Seven Things You Should Know About Wills

Written by Collett P. Small, Esq. on . Posted in Blog

1. What is a will?

A will is a legal document that provides written direction for the distribution of your
property at death.

2. What are the requirements for making a will?

The maker of the will must be 18 years or older, and of sound mind. The will must be
written and witnessed by at least two witnesses.

3. What will happen if you die without a Will?

If you do not have a will, your assets may not be distributed in the manner you wish and
the state will oversee the distribution of your property according to a rigid set of rules
established by statute. This type of distribution may create financial and emotional
problems for your loved ones. The court appoints a personal representative, to manage
your estate. The cost may be greater than if you had a will and the administration of your
estate may be subject to greater court supervision.

4. Why do I need a will?

Having a will gives you control over the distribution of your property. It lets you decide
how your belongings, should be distributed.

5. Can I change my will once it's made?

As long as you are of sound mind you may write a new will to replace the old one, or make
an addition using an amendment known as a codicil. Changes in your circumstances after
making a will, such as tax law amendments, deaths, marriage, divorce, birth of children, or
change in the nature of your property, may create a need for a new will.

6. How long is a will valid?

A will is valid until it is legally changed or revoked. You may change your will as long as
you have the capacity that is required to make a will.

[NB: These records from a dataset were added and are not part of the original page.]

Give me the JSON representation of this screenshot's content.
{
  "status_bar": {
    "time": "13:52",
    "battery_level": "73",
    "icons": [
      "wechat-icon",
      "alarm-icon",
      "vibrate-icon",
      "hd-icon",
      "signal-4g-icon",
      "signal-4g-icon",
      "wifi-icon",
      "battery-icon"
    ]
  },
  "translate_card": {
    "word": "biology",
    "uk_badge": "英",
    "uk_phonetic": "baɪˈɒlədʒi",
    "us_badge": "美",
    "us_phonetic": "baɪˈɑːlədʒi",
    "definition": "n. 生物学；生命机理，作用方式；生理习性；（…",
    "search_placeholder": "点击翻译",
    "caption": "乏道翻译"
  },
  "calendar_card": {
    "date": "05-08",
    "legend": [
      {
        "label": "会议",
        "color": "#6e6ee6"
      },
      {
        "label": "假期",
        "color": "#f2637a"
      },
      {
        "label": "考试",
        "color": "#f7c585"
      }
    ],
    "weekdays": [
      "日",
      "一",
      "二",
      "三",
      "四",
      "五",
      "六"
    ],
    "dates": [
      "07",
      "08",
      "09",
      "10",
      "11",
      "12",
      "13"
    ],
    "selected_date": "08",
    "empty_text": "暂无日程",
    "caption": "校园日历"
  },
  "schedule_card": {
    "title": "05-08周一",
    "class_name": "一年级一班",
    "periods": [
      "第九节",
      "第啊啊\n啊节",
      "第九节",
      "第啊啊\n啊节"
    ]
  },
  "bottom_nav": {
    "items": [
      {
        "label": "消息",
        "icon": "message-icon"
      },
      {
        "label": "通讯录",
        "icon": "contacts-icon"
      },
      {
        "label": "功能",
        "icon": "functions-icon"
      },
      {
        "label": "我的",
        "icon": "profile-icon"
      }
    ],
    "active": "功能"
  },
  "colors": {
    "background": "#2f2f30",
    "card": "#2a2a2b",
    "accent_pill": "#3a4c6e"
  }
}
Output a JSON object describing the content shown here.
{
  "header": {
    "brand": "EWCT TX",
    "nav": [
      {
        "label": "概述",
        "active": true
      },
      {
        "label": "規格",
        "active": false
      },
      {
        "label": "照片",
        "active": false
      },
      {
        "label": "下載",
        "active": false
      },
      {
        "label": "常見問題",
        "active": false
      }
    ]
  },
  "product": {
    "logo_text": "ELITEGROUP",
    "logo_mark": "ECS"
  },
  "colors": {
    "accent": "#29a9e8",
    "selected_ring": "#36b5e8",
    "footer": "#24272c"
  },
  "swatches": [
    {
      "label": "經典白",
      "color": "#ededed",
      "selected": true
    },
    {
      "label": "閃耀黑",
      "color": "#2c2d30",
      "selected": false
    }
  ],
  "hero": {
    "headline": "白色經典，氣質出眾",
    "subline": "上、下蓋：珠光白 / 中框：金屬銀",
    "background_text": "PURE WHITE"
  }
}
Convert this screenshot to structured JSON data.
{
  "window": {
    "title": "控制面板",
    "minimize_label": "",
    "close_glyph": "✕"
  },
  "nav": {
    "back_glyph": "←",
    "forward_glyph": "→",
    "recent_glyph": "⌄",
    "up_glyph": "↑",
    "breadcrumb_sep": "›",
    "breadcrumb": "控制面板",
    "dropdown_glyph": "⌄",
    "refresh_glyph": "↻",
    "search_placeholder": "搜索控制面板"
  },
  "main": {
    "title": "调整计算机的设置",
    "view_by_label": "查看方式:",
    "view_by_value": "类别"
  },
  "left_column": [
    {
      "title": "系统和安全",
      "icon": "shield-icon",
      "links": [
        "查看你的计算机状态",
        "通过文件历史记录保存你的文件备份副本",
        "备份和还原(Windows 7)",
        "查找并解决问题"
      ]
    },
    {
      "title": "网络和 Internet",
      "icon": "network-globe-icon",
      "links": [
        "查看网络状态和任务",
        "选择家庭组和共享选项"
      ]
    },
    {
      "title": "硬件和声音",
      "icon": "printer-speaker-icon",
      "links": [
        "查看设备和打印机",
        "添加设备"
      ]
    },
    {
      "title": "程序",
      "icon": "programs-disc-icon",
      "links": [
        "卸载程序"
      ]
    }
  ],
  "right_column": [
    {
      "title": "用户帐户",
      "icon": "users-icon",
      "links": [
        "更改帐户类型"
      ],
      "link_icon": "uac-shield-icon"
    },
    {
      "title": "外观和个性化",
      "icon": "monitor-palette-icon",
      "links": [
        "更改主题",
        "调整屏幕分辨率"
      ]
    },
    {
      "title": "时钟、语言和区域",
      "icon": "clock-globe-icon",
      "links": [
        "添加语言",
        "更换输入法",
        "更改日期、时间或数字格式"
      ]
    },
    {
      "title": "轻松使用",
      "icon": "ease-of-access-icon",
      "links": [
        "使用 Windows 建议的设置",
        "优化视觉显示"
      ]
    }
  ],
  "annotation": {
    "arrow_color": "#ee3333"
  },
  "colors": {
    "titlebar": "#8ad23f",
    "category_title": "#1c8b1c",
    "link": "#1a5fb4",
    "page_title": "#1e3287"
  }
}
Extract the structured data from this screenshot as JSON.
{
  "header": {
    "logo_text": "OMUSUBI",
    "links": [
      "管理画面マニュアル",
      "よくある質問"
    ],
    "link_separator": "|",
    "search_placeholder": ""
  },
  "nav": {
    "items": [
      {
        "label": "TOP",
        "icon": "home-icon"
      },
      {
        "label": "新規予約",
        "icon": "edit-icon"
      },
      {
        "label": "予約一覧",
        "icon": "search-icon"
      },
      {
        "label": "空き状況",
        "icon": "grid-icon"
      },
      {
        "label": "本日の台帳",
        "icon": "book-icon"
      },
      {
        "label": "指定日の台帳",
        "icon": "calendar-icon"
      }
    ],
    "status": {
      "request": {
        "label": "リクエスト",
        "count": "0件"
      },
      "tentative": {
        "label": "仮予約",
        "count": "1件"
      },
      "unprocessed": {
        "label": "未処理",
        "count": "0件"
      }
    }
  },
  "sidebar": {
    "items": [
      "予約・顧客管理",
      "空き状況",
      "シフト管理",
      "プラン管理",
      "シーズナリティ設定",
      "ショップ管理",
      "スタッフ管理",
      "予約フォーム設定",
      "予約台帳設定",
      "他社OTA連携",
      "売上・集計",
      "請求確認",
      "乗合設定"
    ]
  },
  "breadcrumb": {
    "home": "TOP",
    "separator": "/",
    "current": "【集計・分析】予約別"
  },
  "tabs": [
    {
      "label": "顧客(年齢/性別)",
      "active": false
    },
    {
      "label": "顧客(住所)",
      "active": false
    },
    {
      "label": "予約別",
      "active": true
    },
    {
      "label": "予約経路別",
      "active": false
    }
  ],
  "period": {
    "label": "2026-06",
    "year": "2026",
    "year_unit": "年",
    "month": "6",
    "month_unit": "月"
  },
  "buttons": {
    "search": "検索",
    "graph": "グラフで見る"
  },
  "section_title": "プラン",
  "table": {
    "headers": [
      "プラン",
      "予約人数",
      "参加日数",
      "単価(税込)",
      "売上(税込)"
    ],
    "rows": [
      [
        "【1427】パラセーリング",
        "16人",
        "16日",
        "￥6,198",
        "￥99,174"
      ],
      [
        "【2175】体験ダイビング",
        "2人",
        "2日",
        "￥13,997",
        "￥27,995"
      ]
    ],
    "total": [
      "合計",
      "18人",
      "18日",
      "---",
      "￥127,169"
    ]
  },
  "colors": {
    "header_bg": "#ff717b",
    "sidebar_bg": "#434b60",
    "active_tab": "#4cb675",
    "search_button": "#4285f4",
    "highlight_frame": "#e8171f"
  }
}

7. Who should prepare your will?

Wills are very personal and individualized legal documents and should be discussed with
an attorney who is knowledgeable in this area. The preparation of a will involves making
decisions that require professional judgment which can be obtained only by years of
training and experience. An experienced attorney can pitfalls and advise the course best
suited for each client. Remember, there is no such thing as a "simple will." Even small
estates can have complexities only foreseeable by the experienced attorney. Elder Law
Attorneys are experienced in drafting wills so they are a good choice to provide assistance
in this area. If you have any questions regarding making your will do not hesitate to
consult with an experienced Elder Law attorney in your area.